Date of Award


Document Type

Open Access Dissertation


Chemical Engineering

First Advisor

Andreas Heyden


The Water-Gas Shift (WGS: CO+H2O→CO2+H2) reaction is a key step in hydrogen fuel processing for mobile fuel cell applications. Since the reaction is equilibrium-limited and exothermic, high conversions are favored by low temperatures. However, conventional low-temperature shift catalysts are not active enough. Reducible oxide supported small noble metal clusters have shown excellent activity as low temperature WGS catalysts and it is generally believed that these catalysts are bifunctional. In other words, the reaction occurs at the three-phase boundary (TPB) of the noble metal, the reducible oxide, and the gas phase. The small noble metal cluster adsorbs/activates the CO molecules and the reducible oxide, in this study ceria, activates the water molecules to provide necessary hydroxyl groups in the vicinity of the metal cluster for further reaction. While many experimental observations suggest that the TPB is the active site of ceria supported noble metal clusters, no systematic theoretical investigation of the WGS reaction mechanism at the TPB of these catalysts has been reported that could unambiguously prove this hypothesis.
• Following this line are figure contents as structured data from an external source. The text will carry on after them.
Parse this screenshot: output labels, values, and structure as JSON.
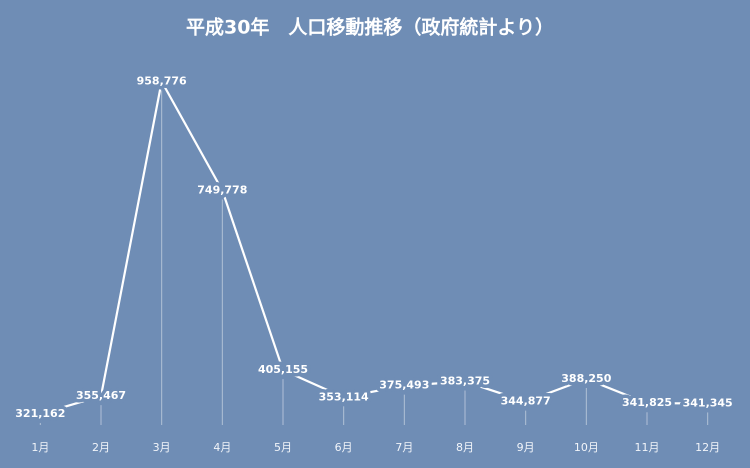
{
  "chart_data": {
    "type": "line",
    "title": "平成30年　人口移動推移（政府統計より）",
    "categories": [
      "1月",
      "2月",
      "3月",
      "4月",
      "5月",
      "6月",
      "7月",
      "8月",
      "9月",
      "10月",
      "11月",
      "12月"
    ],
    "values": [
      321162,
      355467,
      958776,
      749778,
      405155,
      353114,
      375493,
      383375,
      344877,
      388250,
      341825,
      341345
    ],
    "value_labels": [
      "321,162",
      "355,467",
      "958,776",
      "749,778",
      "405,155",
      "353,114",
      "375,493",
      "383,375",
      "344,877",
      "388,250",
      "341,825",
      "341,345"
    ],
    "color": "#ffffff",
    "ylim": [
      300000,
      1000000
    ]
  }
}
In this computational study, density functional theory (DFT+U) has been used to study the ceria (111) surface and the effect of small platinum clusters on the reducibility of the surface. Then, constraint ab initio thermodynamic calculations have been performed to determine a meaningful catalyst model for a systematic kinetic study of the platinum-ceria interface. Next, different reaction mechanisms have been investigated from first principles and microkinetic reactor models based on parameters obtained from DFT+U and transition state theory are developed to study the effect of temperature and partial pressure of the gas phase environment and to compare various reaction mechanisms to experimental data. To conclude, the importance of the TPB of ceria supported Pt clusters for the WGS reaction is theoretically verified and a redox pathway involving the creation of oxygen vacancies at the Pt/ceria interface is identified as the most dominant reaction pathways at relevant experimental conditions.